Metals precious
The thefts have been happening across the country for the last year and thieves appear to be after three precious metals inside the converter: platinum, rhodium and palladium.
“That’s really what the rise is about,” said Gast. Those metals are “more valuable than gold right now.”
According to the website for Montreal-based Kitco Metals, which buys and sells metals and also reports on market trends, palladium is currently selling for just over $2,800 Cdn an ounce, although the Kitco 2021 outlook says it could rise to $3,000 by the end of the year.
Platinum was selling for $1,500 an ounce on Monday, while rhodium was going for about $30,000 US an ounce at the end of February.
By comparison, an ounce of gold is currently selling for about $2,200.
One reason for the rising value of platinum, rhodium and palladium is that as automakers make vehicles to meet tightening emission standards, manufacturers need more of those metals inside the new catalytic converter to do that work.
In Waterloo region, police say there have been 131 reports of converters unlimited thefts since the start this year, most of them happening in Kitchener, Ont.
“We are asking the community to be vigilant and report any suspicious activity to police immediately,” Const.

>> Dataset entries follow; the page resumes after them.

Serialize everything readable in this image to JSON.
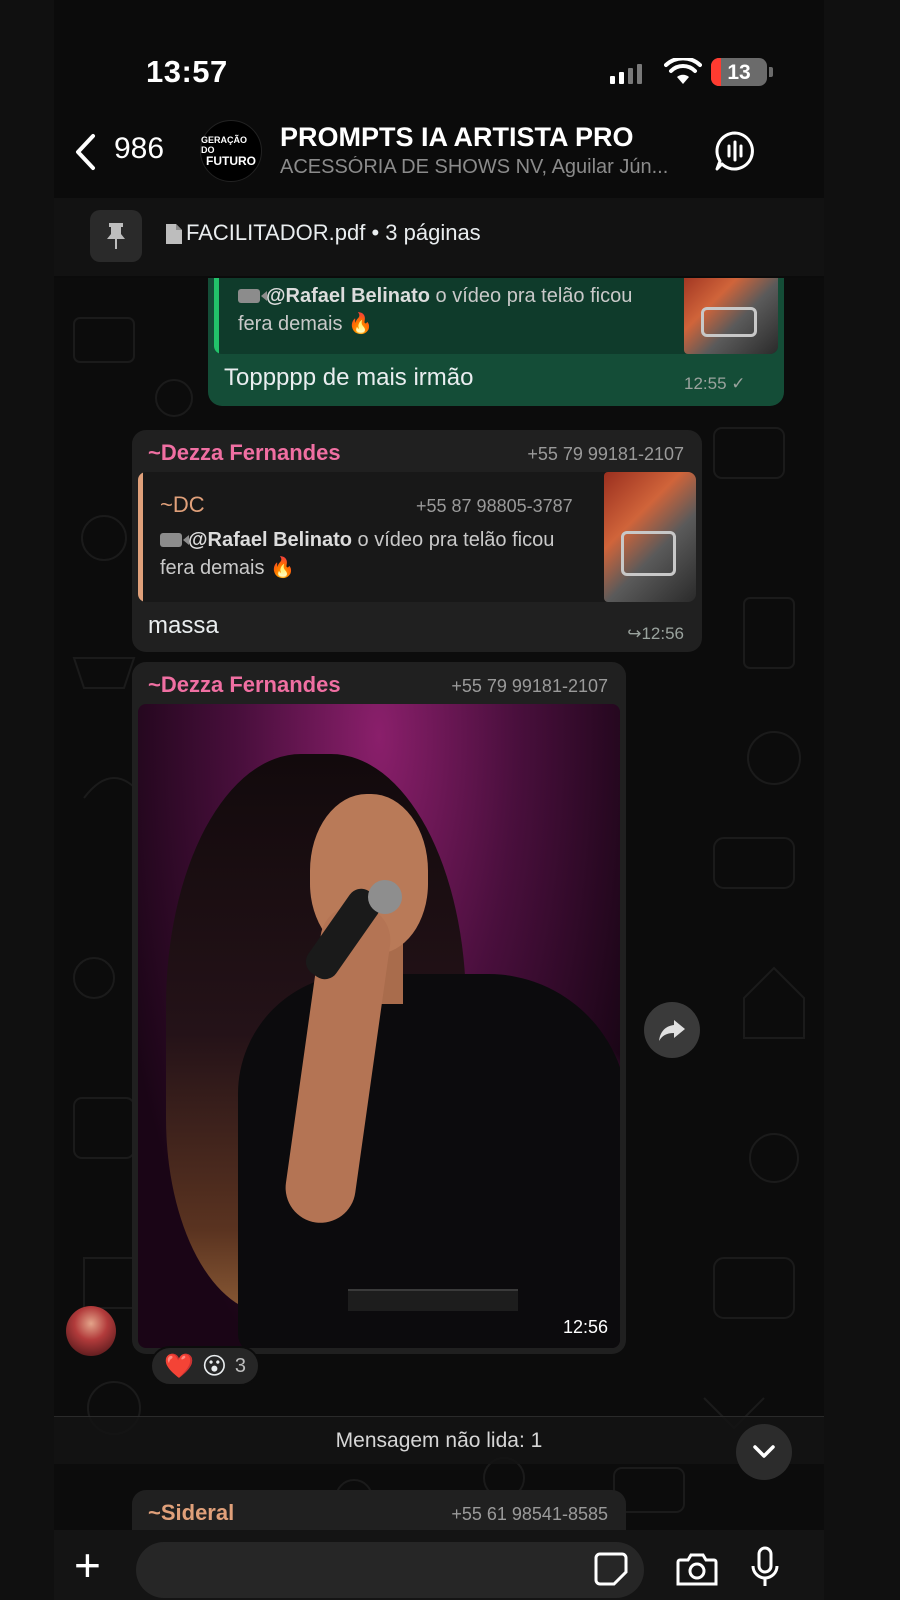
{
  "status_bar": {
    "time": "13:57",
    "battery": "13",
    "battery_level": 0.13
  },
  "header": {
    "back_count": "986",
    "group_logo_line1": "GERAÇÃO DO",
    "group_logo_line2": "FUTURO",
    "group_name": "PROMPTS IA ARTISTA PRO",
    "group_members": "ACESSÓRIA DE SHOWS NV, Aguilar Jún..."
  },
  "pinned": {
    "file_name": "FACILITADOR.pdf",
    "pages": "3 páginas"
  },
  "messages": {
    "m1": {
      "quote_mention": "@Rafael Belinato",
      "quote_text": " o vídeo pra telão ficou fera demais 🔥",
      "text": "Toppppp de mais irmão",
      "time": "12:55"
    },
    "m2": {
      "sender": "~Dezza Fernandes",
      "sender_phone": "+55 79 99181-2107",
      "sender_color": "#f06fa2",
      "quote_sender": "~DC",
      "quote_phone": "+55 87 98805-3787",
      "quote_color": "#e0a07a",
      "quote_mention": "@Rafael Belinato",
      "quote_text": " o vídeo pra telão ficou fera demais 🔥",
      "text": "massa",
      "time": "12:56"
    },
    "m3": {
      "sender": "~Dezza Fernandes",
      "sender_phone": "+55 79 99181-2107",
      "time": "12:56",
      "reactions": [
        "❤️",
        "😮"
      ],
      "reaction_count": "3"
    },
    "m4": {
      "sender": "~Sideral",
      "sender_phone": "+55 61 98541-8585",
      "sender_color": "#e0a07a"
    }
  },
  "unread_banner": "Mensagem não lida: 1",
  "icons": {
    "back": "chevron-left-icon",
    "voice_chat": "voice-chat-icon",
    "pin": "pin-icon",
    "document": "document-icon",
    "forward": "forward-icon",
    "scroll_down": "chevron-down-icon",
    "attach": "plus-icon",
    "sticker": "sticker-icon",
    "camera": "camera-icon",
    "microphone": "microphone-icon"
  },
  "colors": {
    "outgoing_bubble": "#144d37",
    "incoming_bubble": "#202020",
    "accent_pink": "#f06fa2",
    "accent_tan": "#e0a07a"
  }
}
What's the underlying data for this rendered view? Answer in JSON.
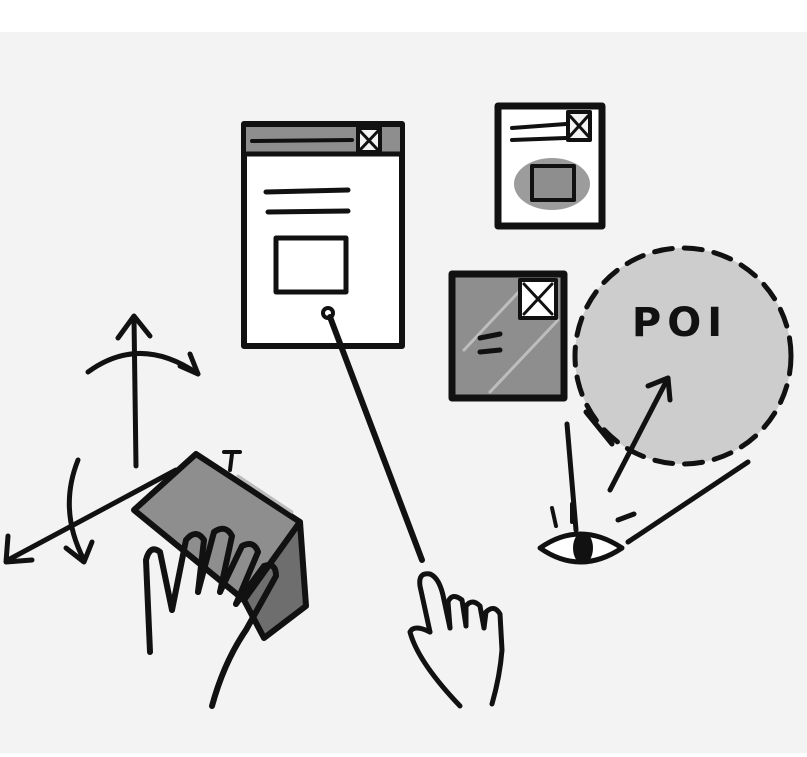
{
  "poi": {
    "label": "POI"
  },
  "colors": {
    "ink": "#111111",
    "canvas": "#f3f3f3",
    "panel_dark": "#8e8e8e",
    "panel_light": "#ffffff",
    "bubble": "#cdcdcd"
  },
  "icons": [
    "floating-window-icon",
    "minimized-window-icon",
    "folded-window-icon",
    "eye-icon",
    "pointing-hand-icon",
    "grabbing-hand-icon",
    "rotation-axes-icon"
  ]
}
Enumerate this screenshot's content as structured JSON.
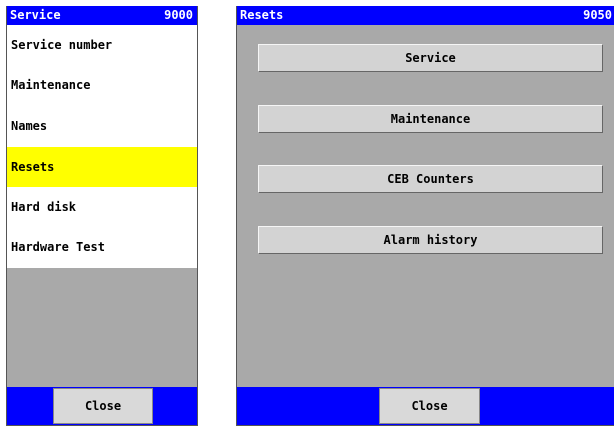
{
  "left_window": {
    "title": "Service",
    "code": "9000",
    "menu": [
      {
        "label": "Service number",
        "selected": false
      },
      {
        "label": "Maintenance",
        "selected": false
      },
      {
        "label": "Names",
        "selected": false
      },
      {
        "label": "Resets",
        "selected": true
      },
      {
        "label": "Hard disk",
        "selected": false
      },
      {
        "label": "Hardware Test",
        "selected": false
      }
    ],
    "close_label": "Close"
  },
  "right_window": {
    "title": "Resets",
    "code": "9050",
    "buttons": [
      "Service",
      "Maintenance",
      "CEB Counters",
      "Alarm history"
    ],
    "close_label": "Close"
  },
  "colors": {
    "titlebar": "#0000ff",
    "selected": "#ffff00",
    "panel_grey": "#a9a9a9",
    "button": "#d3d3d3"
  }
}
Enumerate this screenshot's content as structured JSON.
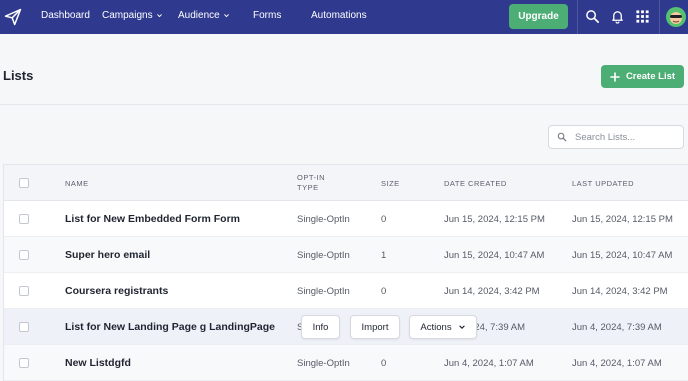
{
  "nav": {
    "items": [
      {
        "label": "Dashboard"
      },
      {
        "label": "Campaigns"
      },
      {
        "label": "Audience"
      },
      {
        "label": "Forms"
      },
      {
        "label": "Automations"
      }
    ],
    "upgrade_label": "Upgrade"
  },
  "page": {
    "title": "Lists",
    "create_label": "Create List"
  },
  "search": {
    "placeholder": "Search Lists..."
  },
  "table": {
    "columns": [
      "NAME",
      "OPT-IN TYPE",
      "SIZE",
      "DATE CREATED",
      "LAST UPDATED"
    ],
    "columns_split": {
      "optin_line1": "OPT-IN",
      "optin_line2": "TYPE"
    },
    "rows": [
      {
        "name": "List for New Embedded Form Form",
        "optin": "Single-OptIn",
        "size": "0",
        "created": "Jun 15, 2024, 12:15 PM",
        "updated": "Jun 15, 2024, 12:15 PM"
      },
      {
        "name": "Super hero email",
        "optin": "Single-OptIn",
        "size": "1",
        "created": "Jun 15, 2024, 10:47 AM",
        "updated": "Jun 15, 2024, 10:47 AM"
      },
      {
        "name": "Coursera registrants",
        "optin": "Single-OptIn",
        "size": "0",
        "created": "Jun 14, 2024, 3:42 PM",
        "updated": "Jun 14, 2024, 3:42 PM"
      },
      {
        "name": "List for New Landing Page g LandingPage",
        "optin": "Single-OptIn",
        "size": "0",
        "created": "Jun 4, 2024, 7:39 AM",
        "updated": "Jun 4, 2024, 7:39 AM",
        "optin_visible": "S",
        "created_visible": "024, 7:39 AM"
      },
      {
        "name": "New Listdgfd",
        "optin": "Single-OptIn",
        "size": "0",
        "created": "Jun 4, 2024, 1:07 AM",
        "updated": "Jun 4, 2024, 1:07 AM"
      }
    ]
  },
  "row_actions": {
    "info": "Info",
    "import": "Import",
    "actions": "Actions"
  },
  "colors": {
    "nav_bg": "#2f3a8f",
    "accent": "#4cae75"
  }
}
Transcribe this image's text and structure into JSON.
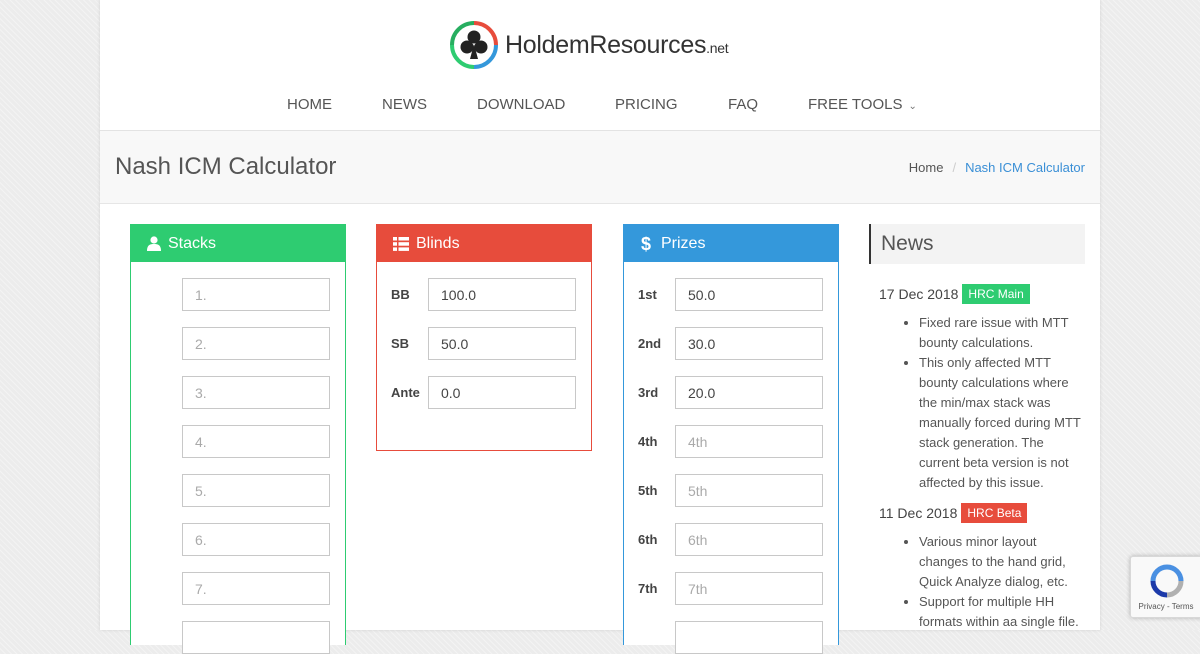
{
  "site": {
    "logo_name": "HoldemResources",
    "logo_tld": ".net"
  },
  "nav": [
    {
      "label": "HOME"
    },
    {
      "label": "NEWS"
    },
    {
      "label": "DOWNLOAD"
    },
    {
      "label": "PRICING"
    },
    {
      "label": "FAQ"
    },
    {
      "label": "FREE TOOLS"
    }
  ],
  "page": {
    "title": "Nash ICM Calculator"
  },
  "breadcrumb": {
    "home": "Home",
    "separator": "/",
    "current": "Nash ICM Calculator"
  },
  "stacks": {
    "title": "Stacks",
    "color": "#2ecc71",
    "icon": "user-icon",
    "placeholders": [
      "1.",
      "2.",
      "3.",
      "4.",
      "5.",
      "6.",
      "7."
    ]
  },
  "blinds": {
    "title": "Blinds",
    "color": "#e74c3c",
    "icon": "list-icon",
    "rows": [
      {
        "label": "BB",
        "value": "100.0"
      },
      {
        "label": "SB",
        "value": "50.0"
      },
      {
        "label": "Ante",
        "value": "0.0"
      }
    ]
  },
  "prizes": {
    "title": "Prizes",
    "color": "#3498db",
    "icon": "dollar-icon",
    "rows": [
      {
        "label": "1st",
        "value": "50.0",
        "placeholder": ""
      },
      {
        "label": "2nd",
        "value": "30.0",
        "placeholder": ""
      },
      {
        "label": "3rd",
        "value": "20.0",
        "placeholder": ""
      },
      {
        "label": "4th",
        "value": "",
        "placeholder": "4th"
      },
      {
        "label": "5th",
        "value": "",
        "placeholder": "5th"
      },
      {
        "label": "6th",
        "value": "",
        "placeholder": "6th"
      },
      {
        "label": "7th",
        "value": "",
        "placeholder": "7th"
      }
    ]
  },
  "news": {
    "title": "News",
    "entries": [
      {
        "date": "17 Dec 2018",
        "badge": "HRC Main",
        "badge_color": "#2ecc71",
        "items": [
          "Fixed rare issue with MTT bounty calculations.",
          "This only affected MTT bounty calculations where the min/max stack was manually forced during MTT stack generation. The current beta version is not affected by this issue."
        ]
      },
      {
        "date": "11 Dec 2018",
        "badge": "HRC Beta",
        "badge_color": "#e74c3c",
        "items": [
          "Various minor layout changes to the hand grid, Quick Analyze dialog, etc.",
          "Support for multiple HH formats within aa single file."
        ]
      }
    ]
  },
  "recaptcha": {
    "links": "Privacy - Terms"
  }
}
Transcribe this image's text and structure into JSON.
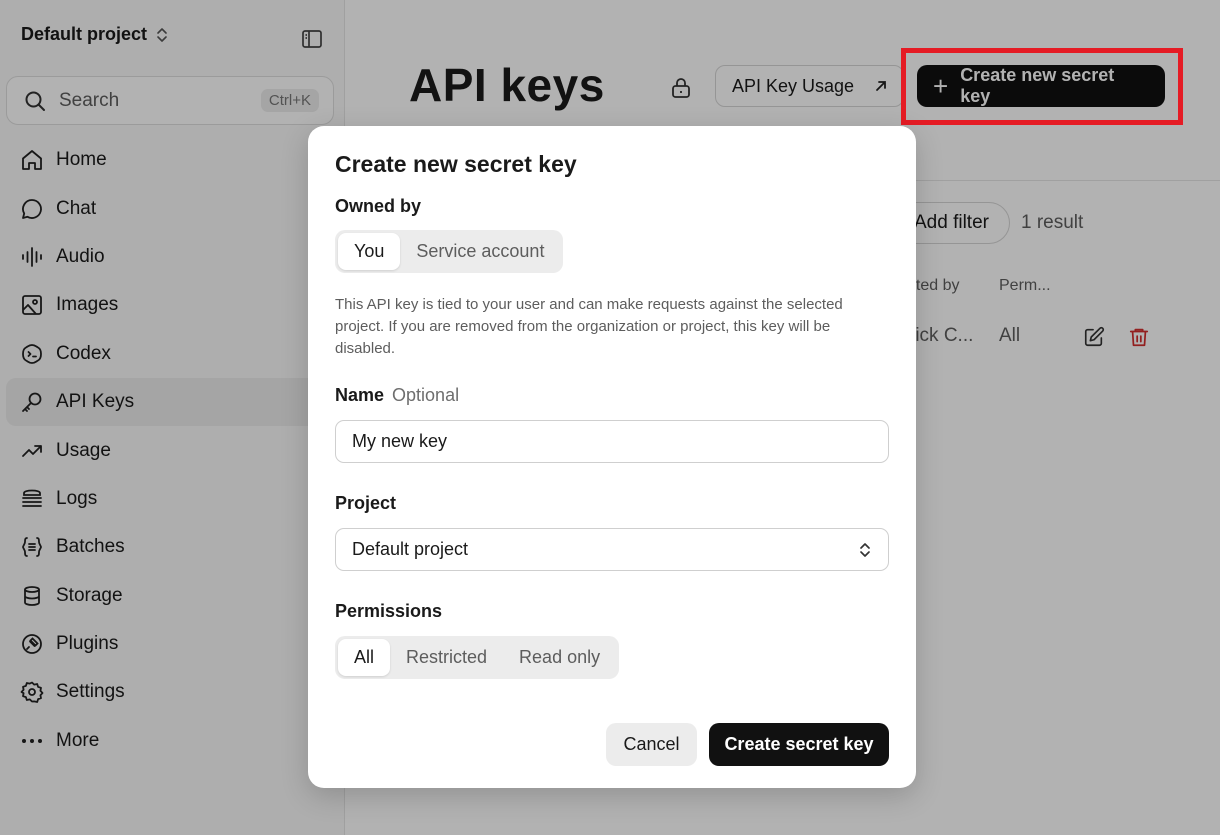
{
  "sidebar": {
    "project_name": "Default project",
    "search": {
      "placeholder": "Search",
      "shortcut": "Ctrl+K"
    },
    "items": [
      {
        "label": "Home",
        "icon": "home-icon"
      },
      {
        "label": "Chat",
        "icon": "chat-icon"
      },
      {
        "label": "Audio",
        "icon": "audio-icon"
      },
      {
        "label": "Images",
        "icon": "image-icon"
      },
      {
        "label": "Codex",
        "icon": "codex-icon"
      },
      {
        "label": "API Keys",
        "icon": "key-icon",
        "active": true
      },
      {
        "label": "Usage",
        "icon": "trend-icon"
      },
      {
        "label": "Logs",
        "icon": "logs-icon"
      },
      {
        "label": "Batches",
        "icon": "batches-icon"
      },
      {
        "label": "Storage",
        "icon": "database-icon"
      },
      {
        "label": "Plugins",
        "icon": "plugin-icon"
      },
      {
        "label": "Settings",
        "icon": "gear-icon"
      },
      {
        "label": "More",
        "icon": "more-icon"
      }
    ]
  },
  "main": {
    "title": "API keys",
    "usage_button": "API Key Usage",
    "create_button": "Create new secret key",
    "add_filter": "Add filter",
    "result_count": "1 result",
    "table": {
      "headers": [
        "ated by",
        "Perm..."
      ],
      "row": {
        "created_by": "rick C...",
        "permissions": "All"
      }
    }
  },
  "modal": {
    "title": "Create new secret key",
    "owned_by_label": "Owned by",
    "owned_by_options": [
      "You",
      "Service account"
    ],
    "owned_by_selected": "You",
    "description": "This API key is tied to your user and can make requests against the selected project. If you are removed from the organization or project, this key will be disabled.",
    "name_label": "Name",
    "name_optional": "Optional",
    "name_value": "My new key",
    "project_label": "Project",
    "project_value": "Default project",
    "permissions_label": "Permissions",
    "permissions_options": [
      "All",
      "Restricted",
      "Read only"
    ],
    "permissions_selected": "All",
    "cancel_label": "Cancel",
    "submit_label": "Create secret key"
  },
  "colors": {
    "highlight": "#e51b24",
    "primary_button": "#111111",
    "delete_icon": "#d32f2f"
  }
}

Andre Johnson of the Waterloo Regional Police Service told CBC.
“We are also asking anyone who may have been a victim of a converter theft, who has not yet reported it to police, to please do so,” he said.
Stolen from mechanic shops, dealerships
Nearby in Guelph, Ont., there have been at least 20 reports of converters unlimited being stolen from vehicles since Christmas.
Scott Tracey, a spokesperson for the Guelph Police Service, says thieves will crawl under a vehicle and cut out the tubular converters unlimited at both ends, leaving a missing section of the exhaust pipe.
The most recent theft in that city was from a group of vans parked together, but Tracey says they’ve seen thefts reported from vehicles parked overnight at mechanic shops, sometimes at private residences and also at vehicle dealerships.
Tracey says after the converters unlimited has been stolen, “[drivers] come in the morning and start warming the vehicles up and it makes a terrible noise because there’s essentially no exhaust system on the vehicle.”